Abstract

In this issue of SMJ, Koulaeinejad et al. 1 reminds us of importance of randomised controlled trials in assessing treatments in clinical practice. Randomisation is an accepted method of comparing estimates of treatment effects in medical research. Apparent lack of predictability using this approach ensures that biases of researchers are avoided.2–4 Inherent process of concealing allocation makes certain that participants and researchers cannot influence decision of participation into the study. In order to achieve a fair outcome, stratification of participant groups according to their characteristics (known and unknown) has to be similar and comparable. This removes any unintended influence of confounding factors on the outcomes.4 This also creates a state of not knowing which treatment is good and is termed as clinical equipoise- a position adopted under this experimental intervention both by participants and researchers. This is the only experimental research design to test new treatment methods, however there are issues with randomised controlled trial (RCT) designs as the participants are selected based on pre-defined criteria and do not necessarily be representative of the population being offered treatment on day to day basis. The rigid and inflexible design may be scientifically valid but despite spending huge resources (including cost) may not be applicable or generalizable to those who needed this most- very sick and patients with atypical conditions.5,6 The justification of assessing intervention through RCT design, however has to balanced against safety and long-term harms of treatments introduced into clinical practice through anecdotal or poor evidence.
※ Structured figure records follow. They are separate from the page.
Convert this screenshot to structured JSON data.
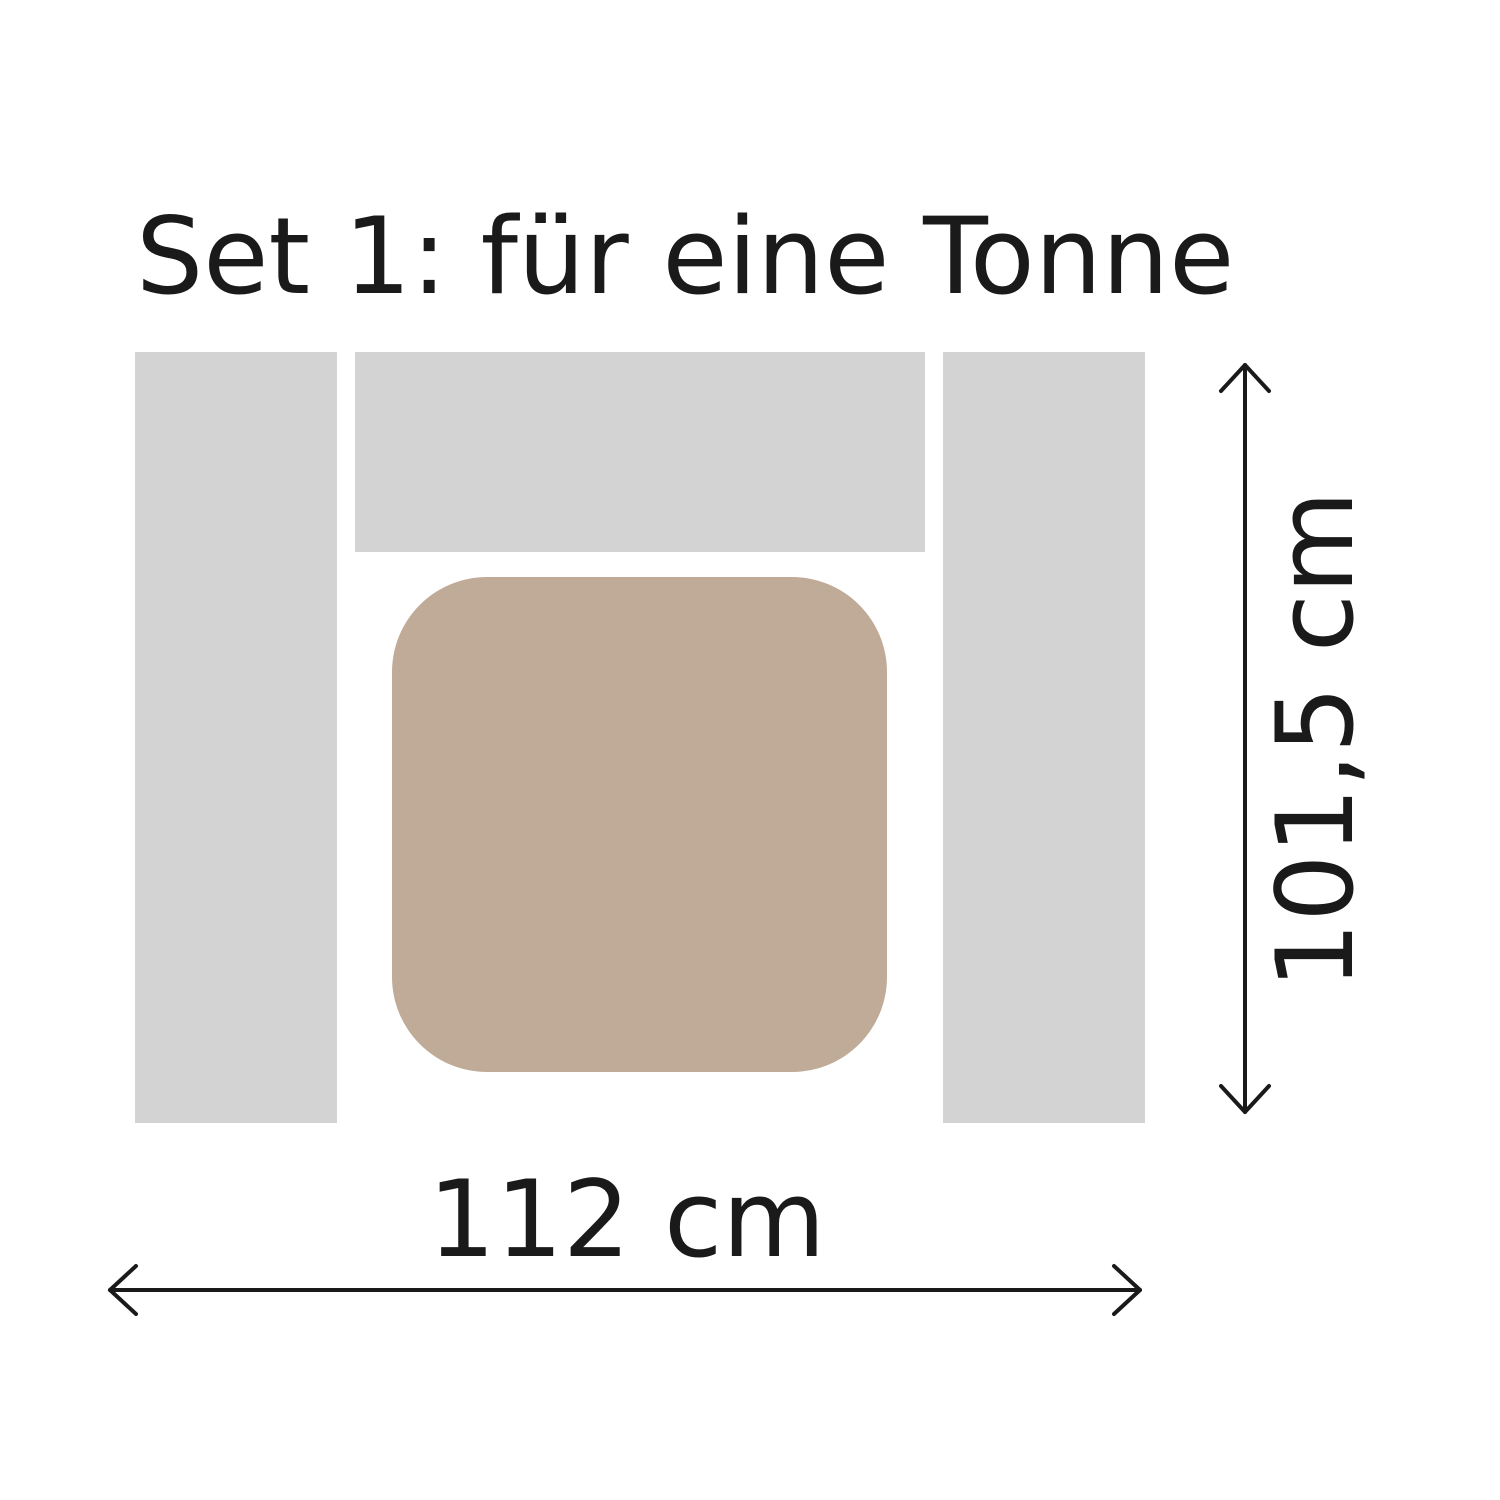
{
  "title": "Set 1: für eine Tonne",
  "dimensions": {
    "width": "112 cm",
    "height": "101,5 cm"
  },
  "colors": {
    "panel": "#d3d3d3",
    "lid": "#bfab98",
    "line": "#1a1a1a"
  },
  "icons": {
    "width_arrow": "double-arrow-horizontal-icon",
    "height_arrow": "double-arrow-vertical-icon"
  }
}
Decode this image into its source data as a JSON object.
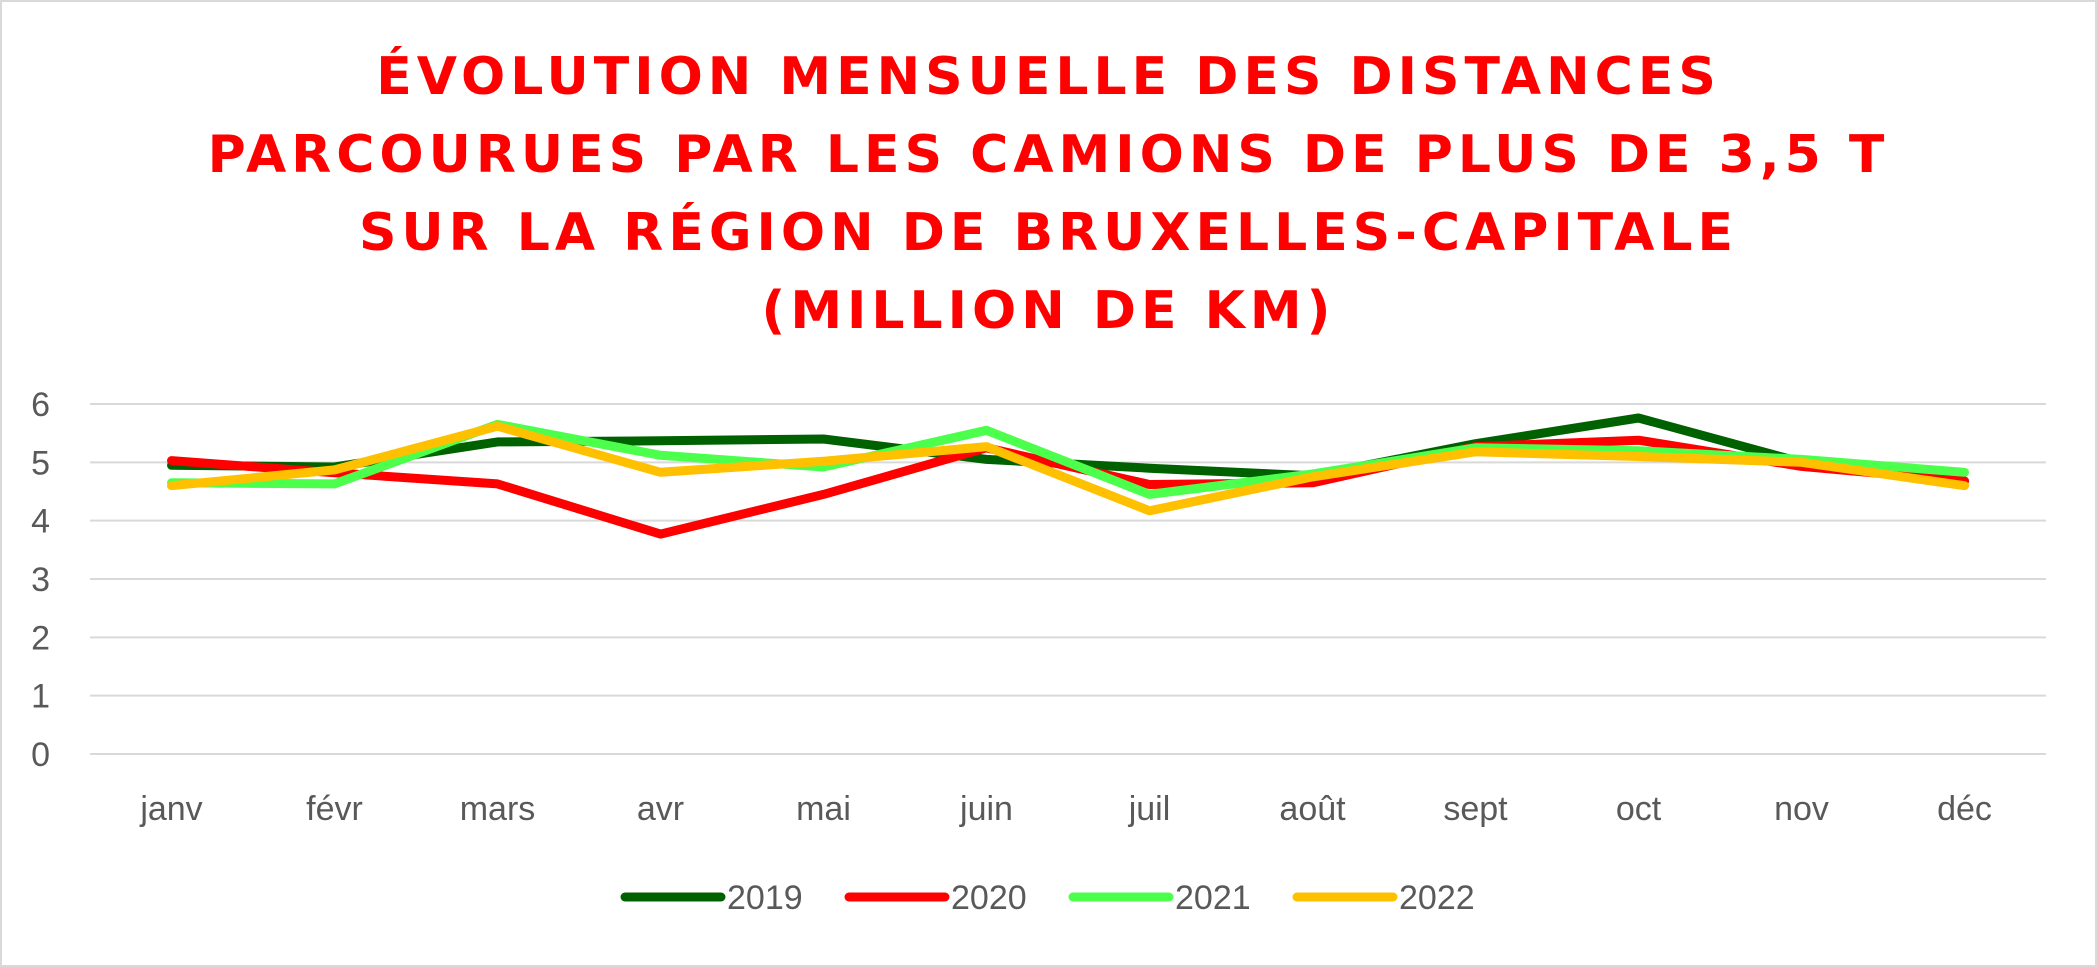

There are some real challenges in conducting RCTs; randomisation may not be possible or refused by research participants or context of design may not allow participants to be accepted. Various methodological alternatives to RCTs have been suggested.7,8 In order to take care of confounding factors in observational studies data, propensity score matching was introduced. Propensity score matching mitigates selection bias at baseline in the data.9,10 Only drawback for this approach is that a potential exists for unknown confounding factors or less comprehensive coverage of all the known baseline characteristics. The Campbellian framework approach for observational data allows addition of design elements to test internal validity of the study designs. This includes matching and stratifying at multiple level, addition of multiple controls and nonequivalent dependent measures. This may not cover confounding factors which can be source of biases in the observational studies, however.
Quantitative assignment design is another alternative methodology to RCT design for assessing new treatment interventions especially where ethical issues are not favouring classical randomisation assignment. This type of assignment can be based on clinically relevant risk score of disease, interrupted time series or settings of neighbourhoods (access to a treatment option in one geographical area vs. another). One disadvantage of this method is unknown variables at the time of assignment which could potentially introduce biases. The issue of participation into randomised trials can also be addressed by randomisation using encouragement design. Here analysis is used to compare between those encouraged and not-encouraged rather than based on participants allocation to intervention status. This allows participants to choose intervention without commitment to adhere to protocol based allocation and compliance.